I've only been playing with the autos for a few months, but based on what I've seen, if the button is still working, I'd pull the cover and check the wiring to be on the safe side. My wife's was broke right were the wires come out of the lever, so I had no choice but to buy a whole new shift lever. If you can catch it early, the time to pull the column cover is well worth it for the money you'll save not buying the new lever.
Thanks Chris, I'll be pulling the column apart this weekend. Hijack over.
I've only been playing with the autos for a few months, but based on what I've seen, if the button is still working, I'd pull the cover and check the wiring to be on the safe side. My wife's was broke right were the wires come out of the lever, so I had no choice but to buy a whole new shift lever. If you can catch it early, the time to pull the column cover is well worth it for the money you'll save not buying the new lever.
Actually, once the OD button is pulled out the end of the shift lever, you can pull the socket out the end as well and then fish a whole new wire into the shift lever. 4-conductor household alarm wire works great as a replacement.
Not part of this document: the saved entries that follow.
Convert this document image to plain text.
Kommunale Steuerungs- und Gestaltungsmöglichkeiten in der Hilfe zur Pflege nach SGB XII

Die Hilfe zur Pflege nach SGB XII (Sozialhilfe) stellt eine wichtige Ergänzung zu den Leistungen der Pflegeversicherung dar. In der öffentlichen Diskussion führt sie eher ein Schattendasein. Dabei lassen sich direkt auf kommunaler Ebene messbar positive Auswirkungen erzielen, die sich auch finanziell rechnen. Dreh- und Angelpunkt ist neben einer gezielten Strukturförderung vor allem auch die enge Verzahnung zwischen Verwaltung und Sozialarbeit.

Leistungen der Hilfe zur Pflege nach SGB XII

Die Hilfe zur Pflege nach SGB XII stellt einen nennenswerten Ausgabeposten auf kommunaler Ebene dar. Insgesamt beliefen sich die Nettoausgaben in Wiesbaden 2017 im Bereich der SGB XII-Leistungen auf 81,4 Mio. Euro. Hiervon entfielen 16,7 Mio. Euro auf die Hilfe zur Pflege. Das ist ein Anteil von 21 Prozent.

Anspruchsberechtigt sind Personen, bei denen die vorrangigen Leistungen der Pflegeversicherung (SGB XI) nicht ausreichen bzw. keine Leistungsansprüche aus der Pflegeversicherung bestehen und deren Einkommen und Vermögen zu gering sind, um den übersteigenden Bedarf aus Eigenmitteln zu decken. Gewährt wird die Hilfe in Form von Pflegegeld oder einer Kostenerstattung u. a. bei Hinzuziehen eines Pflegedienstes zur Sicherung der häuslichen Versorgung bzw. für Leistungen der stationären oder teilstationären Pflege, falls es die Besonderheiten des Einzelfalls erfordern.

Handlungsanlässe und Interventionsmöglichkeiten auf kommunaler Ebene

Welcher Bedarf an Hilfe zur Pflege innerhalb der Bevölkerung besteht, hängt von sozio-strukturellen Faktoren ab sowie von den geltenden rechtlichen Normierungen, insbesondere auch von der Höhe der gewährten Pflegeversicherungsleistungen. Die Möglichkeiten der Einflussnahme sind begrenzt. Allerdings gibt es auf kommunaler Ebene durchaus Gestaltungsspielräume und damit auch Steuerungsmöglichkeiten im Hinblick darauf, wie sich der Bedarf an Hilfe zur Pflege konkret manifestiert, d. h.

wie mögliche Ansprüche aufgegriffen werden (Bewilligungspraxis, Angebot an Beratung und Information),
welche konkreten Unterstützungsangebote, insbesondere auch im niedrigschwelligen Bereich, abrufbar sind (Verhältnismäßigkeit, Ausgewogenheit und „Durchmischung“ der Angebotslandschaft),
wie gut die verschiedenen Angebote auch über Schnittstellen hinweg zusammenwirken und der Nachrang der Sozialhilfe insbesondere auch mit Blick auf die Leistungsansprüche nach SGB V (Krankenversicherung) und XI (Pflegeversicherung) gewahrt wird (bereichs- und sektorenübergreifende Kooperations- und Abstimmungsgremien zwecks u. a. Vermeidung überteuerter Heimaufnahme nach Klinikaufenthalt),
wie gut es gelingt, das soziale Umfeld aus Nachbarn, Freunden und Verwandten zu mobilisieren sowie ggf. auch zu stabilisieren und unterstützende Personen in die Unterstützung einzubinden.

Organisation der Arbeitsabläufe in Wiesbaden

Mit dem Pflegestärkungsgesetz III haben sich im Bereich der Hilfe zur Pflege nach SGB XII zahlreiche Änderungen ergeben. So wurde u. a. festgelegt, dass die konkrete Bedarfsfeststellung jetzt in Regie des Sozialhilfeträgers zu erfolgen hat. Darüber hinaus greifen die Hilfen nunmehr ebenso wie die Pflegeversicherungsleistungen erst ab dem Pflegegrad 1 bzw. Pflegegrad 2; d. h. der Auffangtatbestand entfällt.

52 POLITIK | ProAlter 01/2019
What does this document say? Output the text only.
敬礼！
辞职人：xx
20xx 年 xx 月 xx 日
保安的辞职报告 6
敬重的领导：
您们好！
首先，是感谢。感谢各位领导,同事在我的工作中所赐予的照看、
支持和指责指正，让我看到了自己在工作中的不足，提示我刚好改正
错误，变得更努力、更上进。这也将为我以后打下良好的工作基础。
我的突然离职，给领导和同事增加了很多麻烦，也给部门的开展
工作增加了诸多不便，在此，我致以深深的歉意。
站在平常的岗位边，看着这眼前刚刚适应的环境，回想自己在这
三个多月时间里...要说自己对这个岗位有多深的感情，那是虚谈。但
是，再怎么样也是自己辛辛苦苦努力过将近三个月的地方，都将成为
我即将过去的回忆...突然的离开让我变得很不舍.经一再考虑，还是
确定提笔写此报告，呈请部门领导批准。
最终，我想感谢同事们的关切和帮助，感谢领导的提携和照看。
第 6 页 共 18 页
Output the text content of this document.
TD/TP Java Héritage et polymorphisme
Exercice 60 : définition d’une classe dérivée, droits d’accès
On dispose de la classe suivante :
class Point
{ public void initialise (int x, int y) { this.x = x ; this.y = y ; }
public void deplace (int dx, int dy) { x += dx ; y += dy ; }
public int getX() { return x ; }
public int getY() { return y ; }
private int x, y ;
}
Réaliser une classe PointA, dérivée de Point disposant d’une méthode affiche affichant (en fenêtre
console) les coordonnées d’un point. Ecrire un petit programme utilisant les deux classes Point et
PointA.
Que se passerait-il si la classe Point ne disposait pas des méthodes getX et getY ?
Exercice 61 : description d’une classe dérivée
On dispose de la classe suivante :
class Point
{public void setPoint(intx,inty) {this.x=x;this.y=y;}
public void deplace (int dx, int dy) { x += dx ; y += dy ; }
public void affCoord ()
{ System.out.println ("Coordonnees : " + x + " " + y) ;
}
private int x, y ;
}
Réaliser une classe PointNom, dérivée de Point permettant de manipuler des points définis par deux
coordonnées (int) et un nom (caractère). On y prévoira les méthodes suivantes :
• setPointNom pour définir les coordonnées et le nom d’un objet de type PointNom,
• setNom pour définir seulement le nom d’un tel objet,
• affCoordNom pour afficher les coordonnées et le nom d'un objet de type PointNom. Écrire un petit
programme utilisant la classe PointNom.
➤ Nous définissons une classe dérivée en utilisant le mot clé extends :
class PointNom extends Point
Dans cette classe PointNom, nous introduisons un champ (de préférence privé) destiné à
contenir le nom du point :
You can use CAT5 cable too but then you would have add all sorts of other switches/buttons to make use of all the extra conductors and achieve HOTAS :-) Just be sure to remember which wire goes to which pin in the OD button socket and the connector at the other end on top of the steering column.
Actually, once the OD button is pulled out the end of the shift lever, you can pull the socket out the end as well and then fish a whole new wire into the shift lever. 4-conductor household alarm wire works great as a replacement. You can use CAT5 cable too but then you would have add all sorts of other switches/buttons to make use of all the extra conductors and achieve HOTAS :-) Just be sure to remember which wire goes to which pin in the OD button socket and the connector at the other end on top of the steering column.
That makes sense. I didn't pull the connector out of the shift lever since the wire break was right were it came out of the lever. As long as I can get the new wires in the original connector, there's no reason I couldn't fish a new set of wires through the lever. I've still got my old parts, so I'll have to add this to my to do list. Thanks.